Formaron una familia y él se dedicó a la empresa (más de una) y con altibajos. Pero fueron bien.

SUMARIO: Anécdotas compartidas a lo largo de toda una vida

DESTACADO: Una persona buena, escéptica e inteligente, con un constante y manifestado sentido del humor. Y un amigo extraordinario. No sé si se puede pedir más

A Rivero le gustaba la buena comida y no despreciaba el vino; últimamente prefería el de Toro. En la Plaza Mayor de Valladolid hay un restaurante que tiene un altillo al que se acede por unas escaleras interiores. Estaba allí por motivos de empresa y dio con aquel establecimiento. Primero se tomó una sopa castellana, después un cocido castellano, después unas truchas a la navarra, después un buen cordero y para finalizar unas peras al vino. Le encantaban las peras al vino, y algunos aseguran que era por las peras. El caso es que una vez que terminó de comer bajó aquellas escaleras saludando a los aplausos de los camareros que le aguardaban en el piso de abajo.

Y así fue creciendo. No en altura, que a esa edad ya no se puede, pero crecía.

Una noche llegó a casa a una hora a la que su mujer, Elena, no encontraba explicación, y se lo hizo saber. “Ya te había dicho que tenía un entierro”, le aclaró. “Pero Pedro, el entierro era a las cinco de la tarde”, replico su esposa. “Es que el muerto se resistía, Elena”.

Mi mujer y yo teníamos un coche flamante, recién comprado. Ellos fueron de los primeros en estrenarlo, y al salir del mismo mi amigo zarapicó un poco y empujó la puerta del coche contra una pared. Elena le recriminó. “¡Pedro, por favor, ten cuidado!”. Rivero se volvió irritado: “¡Elena!, ¿el coche es nuestro, acaso?”.

En las comidas o cenas en las que nos juntábamos unos pocos, su esposa casi siempre terminaba insistiendo sobre los innumerables defectos y manías de su marido, quien resignadamente la escuchaba sin dejar de masticar. Ella bebía agua y el resto bebíamos vino. Una noche, tratando de zanjar una de esas largas acometidas de su esposa, sin dejar de masticar se volvió hacia ella con afecto: “Elena, no bebas más agua, sabes que te hace daño”.

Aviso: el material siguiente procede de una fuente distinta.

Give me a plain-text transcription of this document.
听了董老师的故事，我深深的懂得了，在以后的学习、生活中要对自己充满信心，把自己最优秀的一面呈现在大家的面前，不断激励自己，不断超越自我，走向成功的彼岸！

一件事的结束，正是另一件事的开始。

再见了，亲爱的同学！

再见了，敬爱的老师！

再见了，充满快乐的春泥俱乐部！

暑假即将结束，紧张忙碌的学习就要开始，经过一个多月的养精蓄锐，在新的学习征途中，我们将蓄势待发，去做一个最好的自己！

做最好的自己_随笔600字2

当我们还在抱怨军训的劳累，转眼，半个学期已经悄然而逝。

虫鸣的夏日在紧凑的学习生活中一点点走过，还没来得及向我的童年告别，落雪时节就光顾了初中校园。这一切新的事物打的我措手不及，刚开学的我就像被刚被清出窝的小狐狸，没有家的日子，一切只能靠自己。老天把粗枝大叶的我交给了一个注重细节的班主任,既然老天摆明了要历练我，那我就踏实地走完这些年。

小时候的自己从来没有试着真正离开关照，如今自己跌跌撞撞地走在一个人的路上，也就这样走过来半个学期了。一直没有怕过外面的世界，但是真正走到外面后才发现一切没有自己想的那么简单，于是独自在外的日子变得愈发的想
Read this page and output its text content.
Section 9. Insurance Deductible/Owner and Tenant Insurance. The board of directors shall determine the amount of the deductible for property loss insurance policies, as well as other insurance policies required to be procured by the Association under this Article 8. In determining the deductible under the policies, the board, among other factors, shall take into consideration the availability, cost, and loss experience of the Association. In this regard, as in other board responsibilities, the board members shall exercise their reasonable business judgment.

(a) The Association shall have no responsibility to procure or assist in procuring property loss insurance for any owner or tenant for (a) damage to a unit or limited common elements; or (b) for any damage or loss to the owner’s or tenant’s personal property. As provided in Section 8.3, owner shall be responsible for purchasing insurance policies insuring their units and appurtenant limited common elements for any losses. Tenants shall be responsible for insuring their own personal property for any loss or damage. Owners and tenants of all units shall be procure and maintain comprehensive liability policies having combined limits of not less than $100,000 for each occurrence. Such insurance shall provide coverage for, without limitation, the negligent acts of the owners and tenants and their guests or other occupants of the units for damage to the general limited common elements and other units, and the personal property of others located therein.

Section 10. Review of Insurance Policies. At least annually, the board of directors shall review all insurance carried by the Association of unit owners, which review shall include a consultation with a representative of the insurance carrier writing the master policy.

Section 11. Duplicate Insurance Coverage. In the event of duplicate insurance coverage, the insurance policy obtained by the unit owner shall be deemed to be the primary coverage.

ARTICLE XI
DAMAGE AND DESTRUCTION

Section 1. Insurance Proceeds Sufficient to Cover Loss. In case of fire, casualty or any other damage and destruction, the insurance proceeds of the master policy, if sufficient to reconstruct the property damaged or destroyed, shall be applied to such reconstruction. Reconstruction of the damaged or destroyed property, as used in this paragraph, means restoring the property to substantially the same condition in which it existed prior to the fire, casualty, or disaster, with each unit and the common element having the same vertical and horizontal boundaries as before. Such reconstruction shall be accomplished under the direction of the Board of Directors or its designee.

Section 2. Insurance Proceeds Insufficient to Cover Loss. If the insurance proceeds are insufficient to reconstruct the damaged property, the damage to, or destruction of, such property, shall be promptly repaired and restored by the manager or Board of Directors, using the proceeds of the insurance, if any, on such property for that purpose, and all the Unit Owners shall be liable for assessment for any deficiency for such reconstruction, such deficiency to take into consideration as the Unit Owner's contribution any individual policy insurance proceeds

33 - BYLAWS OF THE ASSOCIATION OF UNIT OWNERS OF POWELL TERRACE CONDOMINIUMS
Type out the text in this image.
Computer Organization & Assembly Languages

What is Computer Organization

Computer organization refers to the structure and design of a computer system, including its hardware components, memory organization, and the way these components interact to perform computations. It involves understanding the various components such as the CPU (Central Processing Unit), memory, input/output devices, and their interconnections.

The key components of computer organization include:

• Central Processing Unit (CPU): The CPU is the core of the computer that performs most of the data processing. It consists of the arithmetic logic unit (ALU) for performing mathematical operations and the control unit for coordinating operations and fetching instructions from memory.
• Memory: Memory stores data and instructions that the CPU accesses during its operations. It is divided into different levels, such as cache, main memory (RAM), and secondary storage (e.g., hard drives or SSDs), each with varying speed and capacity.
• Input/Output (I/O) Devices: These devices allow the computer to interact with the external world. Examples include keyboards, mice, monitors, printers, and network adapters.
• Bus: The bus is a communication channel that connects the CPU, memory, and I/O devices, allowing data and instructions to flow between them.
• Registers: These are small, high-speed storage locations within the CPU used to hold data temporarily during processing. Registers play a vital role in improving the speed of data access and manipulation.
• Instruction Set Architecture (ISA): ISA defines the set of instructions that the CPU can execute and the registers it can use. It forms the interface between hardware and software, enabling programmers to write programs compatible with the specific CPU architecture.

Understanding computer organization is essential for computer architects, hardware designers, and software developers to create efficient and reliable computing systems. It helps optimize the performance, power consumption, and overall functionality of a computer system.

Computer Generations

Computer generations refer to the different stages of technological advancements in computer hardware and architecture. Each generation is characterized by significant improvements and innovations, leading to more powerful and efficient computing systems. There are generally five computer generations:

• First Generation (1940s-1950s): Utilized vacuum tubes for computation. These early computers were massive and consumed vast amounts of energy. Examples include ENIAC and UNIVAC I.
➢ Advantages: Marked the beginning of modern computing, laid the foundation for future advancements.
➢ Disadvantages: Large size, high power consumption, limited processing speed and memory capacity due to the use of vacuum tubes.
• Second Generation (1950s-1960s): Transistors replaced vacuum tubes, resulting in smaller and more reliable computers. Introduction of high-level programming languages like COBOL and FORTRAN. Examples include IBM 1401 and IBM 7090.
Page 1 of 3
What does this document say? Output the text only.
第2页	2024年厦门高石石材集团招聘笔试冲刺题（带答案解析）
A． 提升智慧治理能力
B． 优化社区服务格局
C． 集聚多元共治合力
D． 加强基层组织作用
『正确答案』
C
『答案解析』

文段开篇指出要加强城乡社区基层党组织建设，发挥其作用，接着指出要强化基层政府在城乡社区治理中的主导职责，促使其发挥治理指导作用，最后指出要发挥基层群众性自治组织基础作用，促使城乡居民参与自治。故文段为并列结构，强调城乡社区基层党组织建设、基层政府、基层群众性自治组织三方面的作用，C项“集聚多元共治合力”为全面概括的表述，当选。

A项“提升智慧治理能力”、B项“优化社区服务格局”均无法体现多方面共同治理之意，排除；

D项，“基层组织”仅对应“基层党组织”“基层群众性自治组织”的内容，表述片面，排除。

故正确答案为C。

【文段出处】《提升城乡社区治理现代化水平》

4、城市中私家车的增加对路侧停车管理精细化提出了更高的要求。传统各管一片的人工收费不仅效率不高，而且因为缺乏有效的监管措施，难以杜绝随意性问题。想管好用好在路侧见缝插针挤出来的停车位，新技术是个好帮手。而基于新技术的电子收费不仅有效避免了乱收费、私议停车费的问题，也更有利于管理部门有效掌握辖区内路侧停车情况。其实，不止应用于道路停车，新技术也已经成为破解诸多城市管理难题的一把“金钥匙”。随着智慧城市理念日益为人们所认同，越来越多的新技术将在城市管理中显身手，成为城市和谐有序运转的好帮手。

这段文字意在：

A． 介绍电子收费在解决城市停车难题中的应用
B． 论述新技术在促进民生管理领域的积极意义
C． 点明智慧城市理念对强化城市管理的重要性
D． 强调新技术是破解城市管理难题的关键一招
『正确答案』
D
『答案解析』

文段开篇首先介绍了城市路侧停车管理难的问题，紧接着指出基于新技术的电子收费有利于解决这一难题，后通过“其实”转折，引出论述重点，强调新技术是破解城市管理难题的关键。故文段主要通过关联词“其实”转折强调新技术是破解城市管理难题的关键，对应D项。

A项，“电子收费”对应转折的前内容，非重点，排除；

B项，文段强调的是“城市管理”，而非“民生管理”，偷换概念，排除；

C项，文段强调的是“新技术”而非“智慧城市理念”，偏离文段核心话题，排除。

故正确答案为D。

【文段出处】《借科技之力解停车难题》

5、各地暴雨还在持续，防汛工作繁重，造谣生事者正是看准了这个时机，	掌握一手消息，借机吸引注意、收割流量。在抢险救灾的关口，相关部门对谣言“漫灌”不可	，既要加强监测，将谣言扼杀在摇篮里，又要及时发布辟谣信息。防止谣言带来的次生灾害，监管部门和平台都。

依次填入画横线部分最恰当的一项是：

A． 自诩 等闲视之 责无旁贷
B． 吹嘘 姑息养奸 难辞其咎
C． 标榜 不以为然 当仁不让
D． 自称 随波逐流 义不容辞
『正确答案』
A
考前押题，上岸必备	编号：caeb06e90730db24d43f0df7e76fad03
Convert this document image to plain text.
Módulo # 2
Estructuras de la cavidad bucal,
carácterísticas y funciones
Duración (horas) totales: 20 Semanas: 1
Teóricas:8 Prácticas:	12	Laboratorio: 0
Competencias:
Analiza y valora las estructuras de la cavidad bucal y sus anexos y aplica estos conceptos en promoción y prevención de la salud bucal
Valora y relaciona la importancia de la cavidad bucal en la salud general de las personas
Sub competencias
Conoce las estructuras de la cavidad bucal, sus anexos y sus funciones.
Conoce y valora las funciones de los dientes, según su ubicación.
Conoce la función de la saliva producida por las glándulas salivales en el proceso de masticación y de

Hace bastantes años que tuvo su primer meneo físico y lo llevaron al Hospital de Cabueñes. Rechazaba los hospitales, por miedo, pero lo llevaron y estaba bastante asustado. Para empezar, a la camilla que le asignaron en Urgencias accedió por la parte de los pies, trepando hasta arriba, y sin necesidad de ser de Bilbao. Llegó el médico y le formuló la pregunta de rutina: “Hola, ¿cómo se encuentra?”. “Aquí estoy doctor, en el lecho del dolor”. El médico trataba de saber si estaba orientado en tiempo y espacio, y le hizo dos preguntas más, pero no conseguía hacerse con él debido a que le respondía de la misma manera. Así que fue más directo. “¿Usted siempre habla así?”. “No, a veces escribo”. A partir de ahí normalizó sus respuestas y todo transcurrió bien.

Todo muy normal, un mundo normal alrededor de una persona buena, escéptica e inteligente, con un constante y manifestado sentido del humor. Y un amigo extraordinario. No sé si se puede pedir más. Le seguiré echando en falta, especialmente al otro, aquel chaval que en sus 13 años despertó mi admiración al verle ya capaz de burlarse de la vida, vestida de negro hasta el suelo.